Dumbstruck by an autumn day draped
In a shawl of pale orange light, where
All the world appears dipped in lacquer
And apertures between the loose blush
Of branches serve as stained-glass
Windows that crease, then color, the air,
Thickening with the fragrance of grapes,
Wet hay and the tang of leave’s in
Slow decay.

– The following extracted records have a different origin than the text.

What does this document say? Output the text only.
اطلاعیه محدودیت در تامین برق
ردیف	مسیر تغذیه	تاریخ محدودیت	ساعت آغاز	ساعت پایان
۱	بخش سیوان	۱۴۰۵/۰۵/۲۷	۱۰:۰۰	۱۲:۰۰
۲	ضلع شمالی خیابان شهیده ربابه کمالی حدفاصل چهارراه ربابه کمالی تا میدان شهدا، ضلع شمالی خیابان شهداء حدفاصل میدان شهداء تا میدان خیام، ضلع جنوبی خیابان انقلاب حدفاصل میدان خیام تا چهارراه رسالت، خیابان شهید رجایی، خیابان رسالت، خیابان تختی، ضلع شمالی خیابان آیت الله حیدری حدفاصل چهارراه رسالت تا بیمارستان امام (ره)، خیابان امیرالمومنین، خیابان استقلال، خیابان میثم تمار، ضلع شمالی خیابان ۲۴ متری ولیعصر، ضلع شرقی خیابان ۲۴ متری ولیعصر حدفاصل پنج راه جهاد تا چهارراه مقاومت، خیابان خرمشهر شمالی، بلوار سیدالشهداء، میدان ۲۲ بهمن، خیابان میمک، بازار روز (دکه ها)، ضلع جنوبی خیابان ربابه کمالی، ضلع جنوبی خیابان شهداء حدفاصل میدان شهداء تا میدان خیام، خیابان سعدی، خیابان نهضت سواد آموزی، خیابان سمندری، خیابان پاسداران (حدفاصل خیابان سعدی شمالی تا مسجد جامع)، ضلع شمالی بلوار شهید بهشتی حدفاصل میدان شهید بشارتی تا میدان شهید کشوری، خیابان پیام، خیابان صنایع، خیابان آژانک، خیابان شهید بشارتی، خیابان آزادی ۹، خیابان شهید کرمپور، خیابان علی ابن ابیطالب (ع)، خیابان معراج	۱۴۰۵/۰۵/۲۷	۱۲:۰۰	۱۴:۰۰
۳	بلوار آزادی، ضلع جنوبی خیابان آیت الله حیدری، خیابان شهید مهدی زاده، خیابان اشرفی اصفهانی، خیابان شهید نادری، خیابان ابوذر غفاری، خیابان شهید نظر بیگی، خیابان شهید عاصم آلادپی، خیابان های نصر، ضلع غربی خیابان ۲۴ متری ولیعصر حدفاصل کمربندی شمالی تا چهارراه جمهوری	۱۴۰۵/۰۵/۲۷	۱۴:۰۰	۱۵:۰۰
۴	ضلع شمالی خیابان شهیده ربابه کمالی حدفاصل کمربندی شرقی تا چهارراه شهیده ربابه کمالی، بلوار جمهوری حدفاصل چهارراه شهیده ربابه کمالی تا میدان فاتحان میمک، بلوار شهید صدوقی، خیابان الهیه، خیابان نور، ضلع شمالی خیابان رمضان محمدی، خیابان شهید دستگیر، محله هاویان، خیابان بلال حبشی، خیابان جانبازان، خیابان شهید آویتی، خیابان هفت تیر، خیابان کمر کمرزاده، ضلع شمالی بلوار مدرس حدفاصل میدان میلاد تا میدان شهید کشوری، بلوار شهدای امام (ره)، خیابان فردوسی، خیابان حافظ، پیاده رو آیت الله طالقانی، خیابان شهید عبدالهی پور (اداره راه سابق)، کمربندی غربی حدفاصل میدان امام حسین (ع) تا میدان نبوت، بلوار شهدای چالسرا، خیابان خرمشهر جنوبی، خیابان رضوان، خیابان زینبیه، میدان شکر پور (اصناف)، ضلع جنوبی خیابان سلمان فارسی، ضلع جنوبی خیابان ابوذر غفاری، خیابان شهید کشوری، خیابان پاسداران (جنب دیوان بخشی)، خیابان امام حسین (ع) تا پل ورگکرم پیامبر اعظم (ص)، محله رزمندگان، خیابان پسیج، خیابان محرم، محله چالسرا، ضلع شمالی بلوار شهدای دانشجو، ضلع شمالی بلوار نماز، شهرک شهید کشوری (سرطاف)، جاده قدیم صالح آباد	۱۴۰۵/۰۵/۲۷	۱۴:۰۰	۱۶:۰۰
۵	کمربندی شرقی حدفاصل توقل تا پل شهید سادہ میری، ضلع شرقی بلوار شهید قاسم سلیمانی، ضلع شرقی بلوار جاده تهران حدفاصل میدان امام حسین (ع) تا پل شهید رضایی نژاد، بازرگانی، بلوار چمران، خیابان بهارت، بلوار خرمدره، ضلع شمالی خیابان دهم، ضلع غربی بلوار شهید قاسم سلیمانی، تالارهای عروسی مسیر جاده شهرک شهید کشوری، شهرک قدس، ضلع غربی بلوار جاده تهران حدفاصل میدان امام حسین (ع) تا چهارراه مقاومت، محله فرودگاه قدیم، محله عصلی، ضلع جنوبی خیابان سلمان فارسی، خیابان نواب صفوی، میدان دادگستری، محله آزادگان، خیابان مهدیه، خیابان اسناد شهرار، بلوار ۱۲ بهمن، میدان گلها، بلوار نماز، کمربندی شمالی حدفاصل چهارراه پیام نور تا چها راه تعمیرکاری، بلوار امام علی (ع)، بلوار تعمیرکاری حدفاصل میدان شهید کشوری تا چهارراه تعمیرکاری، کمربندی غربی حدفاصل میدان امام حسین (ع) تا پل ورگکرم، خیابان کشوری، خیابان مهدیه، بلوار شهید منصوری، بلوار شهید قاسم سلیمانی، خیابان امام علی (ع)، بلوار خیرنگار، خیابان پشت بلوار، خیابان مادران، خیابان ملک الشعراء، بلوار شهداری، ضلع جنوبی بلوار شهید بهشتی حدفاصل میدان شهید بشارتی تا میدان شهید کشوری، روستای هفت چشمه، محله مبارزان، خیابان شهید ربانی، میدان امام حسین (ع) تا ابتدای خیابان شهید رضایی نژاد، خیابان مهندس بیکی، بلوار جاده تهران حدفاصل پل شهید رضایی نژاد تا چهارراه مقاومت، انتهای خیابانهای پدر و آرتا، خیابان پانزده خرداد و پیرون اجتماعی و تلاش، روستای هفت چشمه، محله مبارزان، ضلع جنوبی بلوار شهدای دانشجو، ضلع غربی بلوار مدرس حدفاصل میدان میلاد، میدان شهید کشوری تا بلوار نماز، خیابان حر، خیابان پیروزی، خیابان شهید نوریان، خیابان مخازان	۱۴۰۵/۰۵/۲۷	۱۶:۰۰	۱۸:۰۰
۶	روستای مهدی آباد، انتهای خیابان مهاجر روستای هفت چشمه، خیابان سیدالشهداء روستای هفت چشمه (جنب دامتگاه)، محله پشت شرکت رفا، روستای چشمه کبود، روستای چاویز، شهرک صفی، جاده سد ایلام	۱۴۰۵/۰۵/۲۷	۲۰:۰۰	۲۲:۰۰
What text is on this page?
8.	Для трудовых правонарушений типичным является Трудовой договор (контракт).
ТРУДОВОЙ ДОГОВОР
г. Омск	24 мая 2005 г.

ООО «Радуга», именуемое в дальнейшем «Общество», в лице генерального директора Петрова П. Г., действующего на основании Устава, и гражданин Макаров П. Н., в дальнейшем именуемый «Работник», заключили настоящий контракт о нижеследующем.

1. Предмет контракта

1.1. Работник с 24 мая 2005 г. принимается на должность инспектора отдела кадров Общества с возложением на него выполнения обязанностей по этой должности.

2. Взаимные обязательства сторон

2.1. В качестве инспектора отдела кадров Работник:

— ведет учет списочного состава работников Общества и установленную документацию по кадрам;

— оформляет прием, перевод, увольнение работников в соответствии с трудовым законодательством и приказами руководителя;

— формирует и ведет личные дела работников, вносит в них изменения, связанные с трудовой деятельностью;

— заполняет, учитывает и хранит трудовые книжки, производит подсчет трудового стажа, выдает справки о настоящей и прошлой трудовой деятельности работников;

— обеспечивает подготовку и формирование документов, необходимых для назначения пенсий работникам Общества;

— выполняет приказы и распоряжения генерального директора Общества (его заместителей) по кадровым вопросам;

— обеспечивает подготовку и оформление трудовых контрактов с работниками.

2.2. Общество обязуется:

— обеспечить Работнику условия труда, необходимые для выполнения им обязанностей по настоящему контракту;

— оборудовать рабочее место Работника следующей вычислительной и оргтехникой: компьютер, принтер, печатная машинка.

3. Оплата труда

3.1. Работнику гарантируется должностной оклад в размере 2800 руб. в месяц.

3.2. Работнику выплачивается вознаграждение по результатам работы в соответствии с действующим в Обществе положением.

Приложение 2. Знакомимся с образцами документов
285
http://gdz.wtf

Where combs of meadow
Grass are glazed with frost and sparkle
Like beads of glass and the wind appears
Littered with translucent wings, hay-
Dust and clouds of thistledown, while
A chorus of migrant birds, falling
Towards an open field where a patch
Of snow’s still bedded in shadow,
Await a season’s easeful passage into
Exile and into a cold, intractable dusk.

 

—About John Muro—

A life-long resident of Connecticut, John is a graduate of Trinity College, Wesleyan University and the University of Connecticut. His professional career has been dedicated to environmental stewardship and conservation, and he has held several volunteer and executive positions in those fields. John’s first volume of poems, In the Lilac Hour, was published last fall by Antrim House and it is available on Amazon. His poems have appeared or are forthcoming in Euphony, Moria, Clementine Unbound, Third Wednesday, River Heron, Freshwater and several other literary journals.